1. ZeroFS exposes NBD devices (e.g., /dev/nbd0) that PostgreSQL/ZFS can use 
like any other block device
2. Multiple cache layers hide S3 latency:
   a. ZFS ARC/L2ARC for frequently accessed blocks
   b. ZeroFS memory cache for metadata and hot dataZeroFS exposes NBD devices 
(e.g., /dev/nbd0) that PostgreSQL/ZFS can use like any other block device
   c.

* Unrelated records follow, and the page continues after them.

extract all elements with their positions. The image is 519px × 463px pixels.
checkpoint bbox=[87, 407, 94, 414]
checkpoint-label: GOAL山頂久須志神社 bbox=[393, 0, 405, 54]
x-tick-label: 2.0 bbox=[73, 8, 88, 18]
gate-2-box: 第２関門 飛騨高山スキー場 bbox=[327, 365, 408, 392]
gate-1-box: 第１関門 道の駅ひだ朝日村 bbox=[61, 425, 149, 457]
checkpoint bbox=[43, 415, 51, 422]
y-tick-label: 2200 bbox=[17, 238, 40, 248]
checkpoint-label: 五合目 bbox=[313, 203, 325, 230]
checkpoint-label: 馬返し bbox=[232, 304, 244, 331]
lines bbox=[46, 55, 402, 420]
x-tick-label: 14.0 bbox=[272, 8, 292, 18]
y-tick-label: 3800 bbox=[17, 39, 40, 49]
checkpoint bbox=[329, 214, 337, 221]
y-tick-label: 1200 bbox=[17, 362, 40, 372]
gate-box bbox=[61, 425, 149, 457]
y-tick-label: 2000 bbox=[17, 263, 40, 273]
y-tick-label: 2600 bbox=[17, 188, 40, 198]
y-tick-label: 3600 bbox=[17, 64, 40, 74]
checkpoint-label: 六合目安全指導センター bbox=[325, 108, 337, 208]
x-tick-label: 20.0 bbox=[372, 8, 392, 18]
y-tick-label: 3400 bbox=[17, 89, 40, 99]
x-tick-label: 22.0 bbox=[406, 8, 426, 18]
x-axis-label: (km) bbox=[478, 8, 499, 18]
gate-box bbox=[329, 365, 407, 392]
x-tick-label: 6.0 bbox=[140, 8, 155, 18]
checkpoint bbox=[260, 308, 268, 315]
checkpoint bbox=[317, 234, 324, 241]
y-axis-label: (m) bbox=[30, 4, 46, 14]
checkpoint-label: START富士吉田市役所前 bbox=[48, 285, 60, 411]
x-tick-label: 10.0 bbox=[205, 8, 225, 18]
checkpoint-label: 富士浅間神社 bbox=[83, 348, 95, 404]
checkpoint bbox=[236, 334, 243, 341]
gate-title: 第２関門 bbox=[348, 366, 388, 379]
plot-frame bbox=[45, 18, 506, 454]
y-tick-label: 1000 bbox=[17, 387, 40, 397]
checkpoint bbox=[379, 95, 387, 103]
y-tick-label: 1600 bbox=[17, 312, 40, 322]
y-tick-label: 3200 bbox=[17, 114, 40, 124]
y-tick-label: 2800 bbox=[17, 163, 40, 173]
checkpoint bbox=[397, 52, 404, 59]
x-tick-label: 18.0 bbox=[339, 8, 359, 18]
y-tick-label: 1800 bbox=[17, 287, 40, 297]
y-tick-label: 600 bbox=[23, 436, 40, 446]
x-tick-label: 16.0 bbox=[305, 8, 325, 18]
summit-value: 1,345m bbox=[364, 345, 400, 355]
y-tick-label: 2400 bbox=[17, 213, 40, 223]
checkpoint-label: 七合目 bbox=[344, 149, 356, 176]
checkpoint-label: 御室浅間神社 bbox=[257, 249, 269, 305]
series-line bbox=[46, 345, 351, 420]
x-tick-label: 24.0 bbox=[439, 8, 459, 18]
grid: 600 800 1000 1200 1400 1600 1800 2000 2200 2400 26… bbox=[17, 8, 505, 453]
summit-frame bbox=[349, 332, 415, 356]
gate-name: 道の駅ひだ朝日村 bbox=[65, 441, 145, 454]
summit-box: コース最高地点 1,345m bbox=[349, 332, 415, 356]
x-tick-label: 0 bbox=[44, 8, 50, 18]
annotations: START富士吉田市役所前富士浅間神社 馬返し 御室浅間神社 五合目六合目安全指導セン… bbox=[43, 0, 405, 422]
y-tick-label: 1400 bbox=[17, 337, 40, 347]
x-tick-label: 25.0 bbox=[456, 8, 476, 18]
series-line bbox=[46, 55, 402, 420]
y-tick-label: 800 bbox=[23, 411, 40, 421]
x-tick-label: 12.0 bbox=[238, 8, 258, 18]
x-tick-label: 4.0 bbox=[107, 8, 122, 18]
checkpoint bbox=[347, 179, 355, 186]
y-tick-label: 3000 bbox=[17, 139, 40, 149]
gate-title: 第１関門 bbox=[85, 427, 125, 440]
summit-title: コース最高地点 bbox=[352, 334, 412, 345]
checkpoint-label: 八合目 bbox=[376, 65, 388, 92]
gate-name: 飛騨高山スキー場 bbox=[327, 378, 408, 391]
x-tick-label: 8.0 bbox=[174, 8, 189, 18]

Optional local disk cache
3. All data is encrypted (ChaCha20-Poly1305) before hitting S3
4. Files are split into 128KB chunks for insertion into ZeroFS' LSM-tree

## Geo-Distributed PostgreSQL

Since each region can run its own ZeroFS instance, you can create 
geographically distributed PostgreSQL setups.

Example architectures:

Architecture 1


                         PostgreSQL Client
                                   |
                                   | SQL queries
                                   |
                            +--------------+
                            |  PG Proxy    |
                            | (HAProxy/    |
                            |  PgBouncer)  |
                            +--------------+
                               /        \
                              /          \
                   Synchronous            Synchronous
                   Replication            Replication
                            /              \
                           /                \
              +---------------+        +---------------+
              | PostgreSQL 1  |        | PostgreSQL 2  |
              | (Primary)     |◄------►| (Standby)     |
              +---------------+        +---------------+
                      |                        |
                      |  POSIX filesystem ops  |
                      |                        |
              +---------------+        +---------------+
              |   ZFS Pool 1  |        |   ZFS Pool 2  |
              | (3-way mirror)|        | (3-way mirror)|
              +---------------+        +---------------+
               /      |      \          /      |      \
              /       |       \        /       |       \
        NBD:10809 NBD:10810 NBD:10811  NBD:10812 NBD:10813 NBD:10814
             |        |        |           |        |        |
        +--------++--------++--------++--------++--------++--------+
        |ZeroFS 1||ZeroFS 2||ZeroFS 3||ZeroFS 4||ZeroFS 5||ZeroFS 6|
        +--------++--------++--------++--------++--------++--------+
             |         |         |         |         |         |
             |         |         |         |         |         |
        S3-Region1 S3-Region2 S3-Region3 S3-Region4 S3-Region5 S3-Region6
        (us-east) (eu-west) (ap-south) (us-west) (eu-north) (ap-east)

Architecture 2:

PostgreSQL Primary (Region 1) ←→ PostgreSQL Standby (Region 2)
                \                    /
                 \                  /
                  Same ZFS Pool (NBD)
                         |
                  6 Global ZeroFS
                         |
                      S3 Regions


The main advantages I see are:
1. Dramatic cost reduction for large datasets
2. Simplified geo-distribution 
3. Infinite storage capacity
4. Built-in encryption and compression

Looking forward to your feedback and questions!

Best,
Pierre

P.S. The full project includes a custom NFS filesystem too.